Last week, the Securities and Exchange Commission brought civil fraud charges against Wall Street investment bank Goldman Sachs. The charges arise from the bank marketing collateralized debt obligations (CDOs) to customers without disclosing that a major hedge fund investor, and Goldman client, John Paulson had made a series of bets against the securities. (The SEC did not announce any charges against Mr. Paulson.)

The announcement of the charges comes at a volatile time for the financial industry. With the Senate set to take up its version of a sweeping revamp of the financial services industry, the allegations against Goldman are certain to have a prominent place in the debate.
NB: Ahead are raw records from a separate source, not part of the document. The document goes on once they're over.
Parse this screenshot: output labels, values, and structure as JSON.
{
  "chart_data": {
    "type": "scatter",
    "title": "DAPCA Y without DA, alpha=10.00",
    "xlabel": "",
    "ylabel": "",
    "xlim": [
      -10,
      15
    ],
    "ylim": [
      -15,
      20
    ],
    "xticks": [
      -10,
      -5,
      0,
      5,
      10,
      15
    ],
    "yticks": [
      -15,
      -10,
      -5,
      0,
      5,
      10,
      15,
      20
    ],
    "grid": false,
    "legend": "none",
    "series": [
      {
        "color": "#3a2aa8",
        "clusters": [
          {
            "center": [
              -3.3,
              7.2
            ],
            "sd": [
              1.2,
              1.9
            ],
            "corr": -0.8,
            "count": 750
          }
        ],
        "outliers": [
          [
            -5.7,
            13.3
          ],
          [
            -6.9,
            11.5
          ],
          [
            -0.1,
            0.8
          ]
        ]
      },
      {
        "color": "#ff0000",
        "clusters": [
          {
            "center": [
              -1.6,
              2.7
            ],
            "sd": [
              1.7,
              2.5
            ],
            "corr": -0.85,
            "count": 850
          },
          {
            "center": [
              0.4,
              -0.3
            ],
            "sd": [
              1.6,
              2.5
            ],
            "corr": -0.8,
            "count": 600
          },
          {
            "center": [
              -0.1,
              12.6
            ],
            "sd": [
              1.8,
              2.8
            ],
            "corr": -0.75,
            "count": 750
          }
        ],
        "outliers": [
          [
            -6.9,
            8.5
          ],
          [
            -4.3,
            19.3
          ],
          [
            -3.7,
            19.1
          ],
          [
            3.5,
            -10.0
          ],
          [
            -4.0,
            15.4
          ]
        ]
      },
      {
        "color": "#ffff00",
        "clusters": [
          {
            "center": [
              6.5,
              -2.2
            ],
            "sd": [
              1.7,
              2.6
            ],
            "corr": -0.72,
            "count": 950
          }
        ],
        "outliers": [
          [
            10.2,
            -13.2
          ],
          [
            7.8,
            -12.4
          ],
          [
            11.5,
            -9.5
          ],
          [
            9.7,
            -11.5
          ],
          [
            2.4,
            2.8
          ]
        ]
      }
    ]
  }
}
Appearing this afternoon on Chicago’s WLS radio station, Illinois Senator Dick Durbin seemed downright excited about the allegations:
The timing was perfect. We’re about to take up the financial regulatory reform bill. The banks are saying Oh, this is totally unnecessary. We have everything worked out. Now we find out the Securities and Exchange Commission has stepped up and charged Goldman Sachs, one of the biggest, with involvement in some trading that really turns out to be very suspicious.
Ah yes, the “timing was perfect.”
Odd how that happens in DC, from time to time. According to the New York Post, Barclay’s banking analyst Roger Freeman came out and stated what is on a lot of Wall Street minds this weekend:
Barclays banking analyst Roger Freeman comes right out and blasts the SEC effort as “a well-timed, and perhaps not coincidental, effort to sway some on-the-fence Republicans” to get tough on financial reform.
“Targeting GS, given the flurry of anti-Wall Street press that has centered around that firm, offers the publicity that the administration needs at this critical juncture,” Freeman says in a note to clients today.
Big Government has detailed many of the problems with the current financial “reform” proposal. (See here, here and here, for example.) As the bill’s details become known and understood, even moderate GOP Senators like Scott Brown and Susan Collins had recently announced their opposition.
Of course, that opposition was announced before the current allegations were announced.
Indeed, the “timing was perfect.”
Update: Erick Erickson at Redstate has more on the suspicious timing of the charges. Within minutes of the announcement of the charge, all parts of the Democrat Industrial Complex were able to move quickly to capitalize on the allegations. The New York Times and Organizing for America, respectively had full coverage of the charges and a sophisticated e-mail action alert based on them. Giving the benefit of the doubt that the independent agency hadn’t tipped off these folks about the charges, everyone involved should get little plaques for most productive workers of the year!